I brought Reese home and decided she was going to live with me. The callousness and disregard shown by my ex didn't sit well with me. I couldn't fathom that he would be that insensitive to Gillian's feelings, not make any attempt to find her dog, or even let us know she was missing so we could look for her. He'd also neglected Reese's medical care for years. Her teeth were in terrible shape and causing her obvious pain.Two days after she returned, I took her in for a teeth cleaning during which she had to have four abscessed teeth pulled.  He didn't protest when I said Reese was coming to join our family. 

I've always believed how a person treats animals says much about their character.
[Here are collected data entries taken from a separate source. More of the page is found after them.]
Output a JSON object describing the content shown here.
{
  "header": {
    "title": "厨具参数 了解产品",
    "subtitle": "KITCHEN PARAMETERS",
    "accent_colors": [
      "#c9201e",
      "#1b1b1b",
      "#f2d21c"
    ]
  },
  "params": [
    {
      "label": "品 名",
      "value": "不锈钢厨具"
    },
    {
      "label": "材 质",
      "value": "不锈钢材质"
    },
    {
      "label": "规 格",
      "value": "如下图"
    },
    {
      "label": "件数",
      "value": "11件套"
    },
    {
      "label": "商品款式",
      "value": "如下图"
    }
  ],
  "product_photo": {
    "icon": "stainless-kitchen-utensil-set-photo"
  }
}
Not caring for a family pet isn't something I can fathom. When I talk to my mom and sister, we don't just catch up on news about the kids, we also share the latest antics by our pets. In our world, pets are family and are treated with love and compassion. Now I have a new addition to my fur family. Reese will spend her golden years with me, loved, pampered and cared for just as a beloved family pet should be.